The prices of this year’s corn will have little to do with corn that is being harvested at present. Next year’s prices may certainly be affected, though to what is extent is up to speculation. News reports are predicting a 10% increase.
Certainly, a 10% increase is bad thing. Poor households will pay 10% more for food than they did last year. If we assume that very poor households in the United States have only $2.00 per day to spend on food (according to Joe Stiglitz’s math), this could be devastating for someone trying to feed multiple kids. I am not disputing this.
However, corn prices have been increasing rapidly for several years. This trend cannot be ignored. The figure above shows that the worldwide prices of corn have been increasing since at least 2002, follow the general pattern of the American economy crashing in 2008, then recovering quickly at present. But after decades of mostly flat prices, this giant spike is noteworthy, and, in my opinion frightening.

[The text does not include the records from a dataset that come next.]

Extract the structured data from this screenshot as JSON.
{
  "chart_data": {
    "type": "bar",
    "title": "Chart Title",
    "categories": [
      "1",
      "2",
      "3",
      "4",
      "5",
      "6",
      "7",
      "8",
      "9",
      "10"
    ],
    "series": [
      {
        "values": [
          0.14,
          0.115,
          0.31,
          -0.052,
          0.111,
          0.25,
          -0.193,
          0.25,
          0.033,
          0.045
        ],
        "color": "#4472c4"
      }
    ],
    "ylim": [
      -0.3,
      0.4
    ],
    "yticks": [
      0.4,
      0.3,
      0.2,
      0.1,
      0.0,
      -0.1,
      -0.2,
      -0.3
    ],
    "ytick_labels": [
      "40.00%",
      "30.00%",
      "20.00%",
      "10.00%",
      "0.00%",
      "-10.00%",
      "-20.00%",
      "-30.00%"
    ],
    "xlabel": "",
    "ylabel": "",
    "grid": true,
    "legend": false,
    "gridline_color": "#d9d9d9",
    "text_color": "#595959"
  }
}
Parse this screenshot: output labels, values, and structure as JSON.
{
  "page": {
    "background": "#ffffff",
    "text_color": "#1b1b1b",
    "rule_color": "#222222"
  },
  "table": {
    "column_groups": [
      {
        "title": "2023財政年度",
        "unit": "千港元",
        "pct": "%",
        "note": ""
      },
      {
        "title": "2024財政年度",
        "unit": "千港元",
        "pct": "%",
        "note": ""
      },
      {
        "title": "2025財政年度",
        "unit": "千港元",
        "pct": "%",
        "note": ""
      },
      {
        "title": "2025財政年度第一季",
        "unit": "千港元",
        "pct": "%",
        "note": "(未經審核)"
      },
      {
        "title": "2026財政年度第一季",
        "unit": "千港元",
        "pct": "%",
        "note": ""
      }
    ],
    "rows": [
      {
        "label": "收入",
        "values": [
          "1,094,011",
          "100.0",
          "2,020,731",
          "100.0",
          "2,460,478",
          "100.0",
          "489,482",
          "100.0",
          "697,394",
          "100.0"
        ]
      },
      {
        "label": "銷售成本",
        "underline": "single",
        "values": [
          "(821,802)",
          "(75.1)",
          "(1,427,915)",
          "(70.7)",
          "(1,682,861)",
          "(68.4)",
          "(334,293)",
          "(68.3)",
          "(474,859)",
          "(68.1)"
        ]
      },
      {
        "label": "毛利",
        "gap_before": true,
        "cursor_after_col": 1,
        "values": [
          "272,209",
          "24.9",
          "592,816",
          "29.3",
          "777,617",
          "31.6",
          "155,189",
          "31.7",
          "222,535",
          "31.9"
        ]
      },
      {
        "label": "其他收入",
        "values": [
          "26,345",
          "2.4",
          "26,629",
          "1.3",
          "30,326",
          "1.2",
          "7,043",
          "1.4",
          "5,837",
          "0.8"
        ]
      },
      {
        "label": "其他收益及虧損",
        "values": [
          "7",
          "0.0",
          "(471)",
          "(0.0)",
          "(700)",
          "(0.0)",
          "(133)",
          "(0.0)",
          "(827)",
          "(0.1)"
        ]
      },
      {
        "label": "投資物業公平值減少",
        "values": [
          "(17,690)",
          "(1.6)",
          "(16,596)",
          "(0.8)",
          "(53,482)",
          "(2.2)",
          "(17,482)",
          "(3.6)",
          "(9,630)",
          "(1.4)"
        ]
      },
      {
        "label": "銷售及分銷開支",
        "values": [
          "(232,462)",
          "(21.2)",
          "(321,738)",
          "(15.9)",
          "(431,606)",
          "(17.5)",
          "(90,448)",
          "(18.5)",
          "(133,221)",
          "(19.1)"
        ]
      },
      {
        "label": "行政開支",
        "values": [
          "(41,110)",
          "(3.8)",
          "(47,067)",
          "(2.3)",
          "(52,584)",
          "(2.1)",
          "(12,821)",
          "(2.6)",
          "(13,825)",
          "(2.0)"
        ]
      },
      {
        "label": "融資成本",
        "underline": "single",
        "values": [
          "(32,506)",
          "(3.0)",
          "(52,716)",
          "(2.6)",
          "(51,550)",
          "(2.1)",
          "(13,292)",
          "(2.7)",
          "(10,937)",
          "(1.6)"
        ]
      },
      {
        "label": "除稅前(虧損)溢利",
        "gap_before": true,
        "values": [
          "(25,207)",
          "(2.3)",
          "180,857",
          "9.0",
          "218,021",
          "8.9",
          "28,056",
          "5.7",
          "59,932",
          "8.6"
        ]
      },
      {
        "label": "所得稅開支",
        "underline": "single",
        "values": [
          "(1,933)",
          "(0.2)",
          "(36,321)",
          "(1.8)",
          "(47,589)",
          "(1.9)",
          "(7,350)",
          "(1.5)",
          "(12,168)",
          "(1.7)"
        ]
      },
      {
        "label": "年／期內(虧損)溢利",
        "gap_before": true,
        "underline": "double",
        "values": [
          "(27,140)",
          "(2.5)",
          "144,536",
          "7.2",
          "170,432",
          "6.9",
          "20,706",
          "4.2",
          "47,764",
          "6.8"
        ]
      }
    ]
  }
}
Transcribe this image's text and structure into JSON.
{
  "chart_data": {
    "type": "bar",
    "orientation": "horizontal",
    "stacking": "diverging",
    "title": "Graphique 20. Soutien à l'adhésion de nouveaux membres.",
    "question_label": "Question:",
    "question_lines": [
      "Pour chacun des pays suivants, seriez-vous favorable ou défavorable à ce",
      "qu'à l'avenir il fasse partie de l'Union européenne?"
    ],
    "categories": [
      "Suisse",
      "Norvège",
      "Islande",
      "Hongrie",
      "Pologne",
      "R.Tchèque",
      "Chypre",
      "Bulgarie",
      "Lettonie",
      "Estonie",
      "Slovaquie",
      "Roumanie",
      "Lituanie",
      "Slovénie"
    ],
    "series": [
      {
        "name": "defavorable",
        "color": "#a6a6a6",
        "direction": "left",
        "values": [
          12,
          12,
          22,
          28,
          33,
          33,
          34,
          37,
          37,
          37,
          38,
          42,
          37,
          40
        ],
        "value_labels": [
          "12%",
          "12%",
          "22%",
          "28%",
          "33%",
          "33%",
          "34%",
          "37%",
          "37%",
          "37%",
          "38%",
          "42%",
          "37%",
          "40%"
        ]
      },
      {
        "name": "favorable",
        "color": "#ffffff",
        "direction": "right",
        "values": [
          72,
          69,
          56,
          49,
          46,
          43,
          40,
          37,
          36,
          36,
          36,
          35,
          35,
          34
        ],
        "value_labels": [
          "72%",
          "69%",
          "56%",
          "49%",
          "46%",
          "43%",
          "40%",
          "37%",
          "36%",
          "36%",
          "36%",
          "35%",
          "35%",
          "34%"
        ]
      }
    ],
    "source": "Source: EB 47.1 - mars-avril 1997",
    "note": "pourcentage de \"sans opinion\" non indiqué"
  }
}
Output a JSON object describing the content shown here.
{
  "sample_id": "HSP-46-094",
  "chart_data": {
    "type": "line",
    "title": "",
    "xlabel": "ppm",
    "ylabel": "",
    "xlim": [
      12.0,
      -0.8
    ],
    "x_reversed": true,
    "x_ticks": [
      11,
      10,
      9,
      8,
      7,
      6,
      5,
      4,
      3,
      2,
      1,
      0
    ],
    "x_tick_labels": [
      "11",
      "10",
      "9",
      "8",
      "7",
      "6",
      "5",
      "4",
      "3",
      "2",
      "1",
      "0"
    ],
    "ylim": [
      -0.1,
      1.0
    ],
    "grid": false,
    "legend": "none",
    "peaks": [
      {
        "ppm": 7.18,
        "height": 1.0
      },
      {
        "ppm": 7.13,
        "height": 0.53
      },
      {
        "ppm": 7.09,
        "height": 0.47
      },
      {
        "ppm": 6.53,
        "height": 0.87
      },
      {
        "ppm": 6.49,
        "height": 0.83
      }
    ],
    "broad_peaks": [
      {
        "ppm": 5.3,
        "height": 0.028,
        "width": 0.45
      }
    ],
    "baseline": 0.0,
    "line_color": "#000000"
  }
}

Important to my discussion with Mark, this trend has little to do with precipitation in the United States (below), which has actually been increasing over time.We note that global mean temperatures have been increasing for at least the last half century, but also note again that corn prices did not rise uniformly with this increase. (The scale of the corn price graph is 1980 to present. During this time, there was a consistent rise in temperature, where corn prices, outside of some bumps are mostly flat until 2002.)
A spike of 10% next year over this year is a problem. Ignoring the overall trend of price increases (raising the base price that we would use to calculate next years price), is wholly unwise particularly when it is due to forces very much within our control.
I have written before on the problem of the trend toward financialization of commodities, the move from volatile equity based investments, to speculation on high yield, high demand commodities such as ag and mineral products, a practice that was illegal before the early 2000’s. Looking at the NASDAQ index, the evidence is compelling. The price of corn follows the stock market, suggesting that the two are tightly connected. Spikes in the price of gas and oil are also connected with this trend.
According to a UN Conference on Trade and Development report
• “these factors (rising food demand, biofuels, climate change) alone are not sufficient to explain recent commodity price developments; another major factor is the financialization of commodity markets. Its importance has increased significantly since about 2004, as reflected in rising volumes of financial investments in commodity derivatives markets – both at exchanges and over the counter (OTC). This phenomenon is a serious concern, because the activities of financial participants tend to drive commodity prices away from levels justified by market fundamentals, with negative effects both on producers and consumers.”-UNCTAD, 2011
The issue is certainly complex, much more complex than merely looking at one’s dying yard and concluding logically that weather is reducing supply which is raising prices. The reality, that American retirement accounts are gambling on the desperation of poor families in developing countries, is far more frightening, though they’ve long (and happily) gambled on war profits and tobacco.
We can do little to fix the weather. We can, though, fix economic policy to encourage equity in the worldwide price of food, a basic human right in my opinion.
Note: I just noticed that the New York Times ran an ariticle today which focuses on the role of weather on food prices, but fails to make even the smallest mention of the issue of the financialization of food commodities.